If we have turned away, then we have turned from something we rejected, the ideal. We hear it in the Ten Commandments, in the Shema (Deuteronomy 6:4-8), in the Proverbs (1:8, 2:1, 4:1, 8:32, 19:26, etc.), Ephesians 6, and scores of other places. The fact that the perfect will not be restored until the return of the Lord does not change the fact that restoration has begun in the redemptive work of Christ. We are part of that work; it is done in us and through us. There is no excuse for our families to be just like everybody else’s. We are empowered and called to a high and challenging task. We have been turned toward one another and are being turned day by day.
So let this healing begin in the household of faith. We do not share the same theology as those who devour their children and disdain their fathers. Even the fathers among us are children ourselves and not merely of earthly parents. The way we treat our earthly parents is a testimony of how we view our heavenly Father. Similarly, our view of children must be expressed by those who have been purchased from hopelessness and adopted as sons and daughters of our most benevolent Creator.
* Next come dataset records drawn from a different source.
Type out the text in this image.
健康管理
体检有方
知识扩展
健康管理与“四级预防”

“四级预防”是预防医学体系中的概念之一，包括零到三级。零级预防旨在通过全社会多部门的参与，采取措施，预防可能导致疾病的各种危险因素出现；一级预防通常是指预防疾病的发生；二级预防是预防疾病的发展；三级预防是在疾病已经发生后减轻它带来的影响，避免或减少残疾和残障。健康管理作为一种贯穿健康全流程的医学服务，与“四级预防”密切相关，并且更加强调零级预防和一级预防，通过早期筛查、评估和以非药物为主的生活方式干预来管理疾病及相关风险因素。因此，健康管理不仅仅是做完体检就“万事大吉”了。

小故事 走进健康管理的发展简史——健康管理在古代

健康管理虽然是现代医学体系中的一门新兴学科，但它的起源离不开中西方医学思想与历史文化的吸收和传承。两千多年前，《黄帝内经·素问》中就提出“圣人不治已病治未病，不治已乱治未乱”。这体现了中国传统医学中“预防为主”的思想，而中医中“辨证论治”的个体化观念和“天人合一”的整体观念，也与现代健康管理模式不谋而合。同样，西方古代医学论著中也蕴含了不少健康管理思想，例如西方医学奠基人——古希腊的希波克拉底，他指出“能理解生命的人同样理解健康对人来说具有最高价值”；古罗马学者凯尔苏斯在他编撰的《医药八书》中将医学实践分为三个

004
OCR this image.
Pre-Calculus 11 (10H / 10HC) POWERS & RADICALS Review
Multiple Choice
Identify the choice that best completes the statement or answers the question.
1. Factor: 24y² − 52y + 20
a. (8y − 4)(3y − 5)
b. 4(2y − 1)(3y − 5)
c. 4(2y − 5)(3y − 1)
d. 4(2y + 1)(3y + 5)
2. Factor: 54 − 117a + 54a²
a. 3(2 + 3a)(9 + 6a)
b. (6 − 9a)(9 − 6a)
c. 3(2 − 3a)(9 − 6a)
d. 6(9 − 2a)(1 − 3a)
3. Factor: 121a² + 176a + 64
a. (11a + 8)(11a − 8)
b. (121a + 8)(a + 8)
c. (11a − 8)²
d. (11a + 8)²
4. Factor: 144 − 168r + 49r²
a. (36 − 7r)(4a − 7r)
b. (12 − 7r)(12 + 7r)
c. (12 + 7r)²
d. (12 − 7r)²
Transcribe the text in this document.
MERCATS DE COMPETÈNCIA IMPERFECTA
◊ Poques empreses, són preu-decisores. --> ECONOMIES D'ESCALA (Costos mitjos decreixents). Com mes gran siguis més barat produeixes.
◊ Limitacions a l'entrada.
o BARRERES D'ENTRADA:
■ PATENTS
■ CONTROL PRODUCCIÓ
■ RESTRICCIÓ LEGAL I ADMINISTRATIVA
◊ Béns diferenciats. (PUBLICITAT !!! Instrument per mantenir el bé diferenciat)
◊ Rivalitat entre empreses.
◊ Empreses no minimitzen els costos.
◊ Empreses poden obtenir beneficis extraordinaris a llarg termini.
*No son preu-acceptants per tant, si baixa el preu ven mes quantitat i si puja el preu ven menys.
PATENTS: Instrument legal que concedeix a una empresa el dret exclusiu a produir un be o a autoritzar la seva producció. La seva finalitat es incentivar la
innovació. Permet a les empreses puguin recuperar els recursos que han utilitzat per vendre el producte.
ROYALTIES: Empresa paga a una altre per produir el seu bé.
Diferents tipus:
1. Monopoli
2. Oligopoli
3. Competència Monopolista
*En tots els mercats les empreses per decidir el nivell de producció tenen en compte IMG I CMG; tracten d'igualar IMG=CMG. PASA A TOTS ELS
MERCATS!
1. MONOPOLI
We do not have the option to let past outrages (even real ones) define our lives or behavior because we are also forgiven of real outrages against the only one who is truly righteous.
It is difficult and probably wrong-headed to try to extract only one focus from this passage. It’s not merely talking about nuclear families nor is the meaning only eschatological. The Lord teaches us about great things through familiar ones and then shows us the obverse view to help us understand the greatness of the familiar. One writer called the home “the world in miniature.” That picture well conveys what I mean. A nation that gets family right can only do so if its citizens are seeking God. This implies an answer for our nation’s most obvious problems. And yes, that answer is the good news of Christ, but we must not neglect the gospel witness of family done God’s way. In a sense, evangelistic churches made up of languishing marriages and families are preaching points located in burning buildings—they won’t preach long or to growing crowds.
Have you followed the path toward which the Lord has turned you? Are you a godly husband, wife, father, mother? Do you honor your father and mother in any way they would call “honor?” What do the closest observers of your home discern about your God from the way you operate?
It is thankfully not the habit of Clan Ledbetter but I know folks who haven’t seen their kids for years, for no particular reason. The road and phone service run both ways. I know children who never call their parents because of simple disinterest. Not every family is smotheringly close, I know, but let me offer a modest admonition to those whose family relations are coldly distant. Call your folks while you can. Send a nice card to the most cantankerous of your near kin. Reach across the years to family members with whom you have simply lost touch. It happens, I know, but so do a lot of things that shouldn’t. If nothing else, consider this nurture of those that God has placed closest to you a dramatic testimony that he reached out to you when you were hostile to him.
In the broadest and most particular application, the hearts of parents and children have been turned toward one another within the people of God. He has set us on the right path and empowered us to walk. Now, take a step.